Vida de médica

Helena é uma mulher bonita, cuidada, bem resolvida. De problemas mesmo, só a dúvida quanto à vida amorosa. Está com o coração dividido entre o marido que a traiu e quer reparar o erro, e um antigo namorado de universidade que a faz suspirar apaixonada. Mora em um espaçoso – e muito bem decorado – apartamento no Leblon, um dos bairros mais nobres e caros do Rio de Janeiro. É médica obstetra e trabalha em um hospital de classe média-alta, com direito a sala própria e longos intervalos para papear e tomar cafezinho. Reconheceu a história? Helena é a personagem de Regina Duarte, protagonista de Páginas da Vida, novela da Rede Globo. Na ficção, a profissão de médica é bem romanceada mas, quando pegamos o roteiro da vida real, as histórias são bem diferentes, com final feliz ou não.

De acordo com o Conselho Federal de Medicina, existem pouco mais de 112.000 médicas em atividade no país. Desse número, pode-se contar nos dedos as que têm destaque em nível nacional. As outras precisam trabalhar em três, quatro empregos para sustentar a casa e a família.
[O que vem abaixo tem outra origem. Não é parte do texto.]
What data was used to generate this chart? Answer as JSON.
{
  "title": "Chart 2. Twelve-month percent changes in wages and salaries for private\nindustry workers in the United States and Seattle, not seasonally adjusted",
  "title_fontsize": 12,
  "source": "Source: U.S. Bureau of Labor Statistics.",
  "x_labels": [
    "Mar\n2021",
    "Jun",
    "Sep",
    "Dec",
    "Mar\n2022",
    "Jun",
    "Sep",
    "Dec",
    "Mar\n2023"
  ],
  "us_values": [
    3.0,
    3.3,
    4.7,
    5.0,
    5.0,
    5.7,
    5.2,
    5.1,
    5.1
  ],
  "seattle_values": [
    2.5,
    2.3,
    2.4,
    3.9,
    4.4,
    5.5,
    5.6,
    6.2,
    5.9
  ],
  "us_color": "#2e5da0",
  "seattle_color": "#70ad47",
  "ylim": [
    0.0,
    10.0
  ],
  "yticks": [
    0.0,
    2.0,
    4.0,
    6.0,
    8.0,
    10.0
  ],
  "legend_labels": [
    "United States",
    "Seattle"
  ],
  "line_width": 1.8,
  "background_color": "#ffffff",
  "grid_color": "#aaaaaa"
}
Além disso, sofrem com as precárias condições da saúde pública no Brasil e têm de fazer malabarismos para conciliar a vida pessoal e profissional.

Correria diária

A principal reclamação da cardiologista Carmem Rodrigues, 44 anos, no entanto, é a qualidade do serviço médico prestado atualmente. Segundo ela, o grande problema está nas faculdades que não formam bons profissionais e só querem saber de lucro. “Existe uma massificação da idéia de que é preciso ter formação superior, com isso ficamos carentes de profissionais de nível técnico. O que acontece é que vários médicos se formam em faculdades de qualidade duvidosa, por conseqüência, o mercado incha, cai a oferta de trabalho e o salário diminui. Para o paciente, o problema está na qualidade do serviço prestado, que hoje é muito ruim”, lamenta.

Ao contrário da imagem que a TV passa, a vida de médica é sinônimo de muito trabalho mas pouco retorno financeiro. “Só fica rico quem herda clínica ou se junta com as pessoas mais conhecidas e ganha os pacientes. Não é uma vida fácil. O único glamour que se tem é de que trabalhamos com a saúde e isto não tem preço”, constata Carmem. Formada há 18 anos, ela se considera uma profissional de sucesso – e de sorte. Conseguiu comprar apartamento e carro e pode fazer uma viagem longa anualmente. “Entretanto, eu olho para o lado e vejo colegas com muito mais tempo de formado sem conseguir criar um patrimônio, mesmo se dedicando demais ao trabalho. É desanimador”, revela.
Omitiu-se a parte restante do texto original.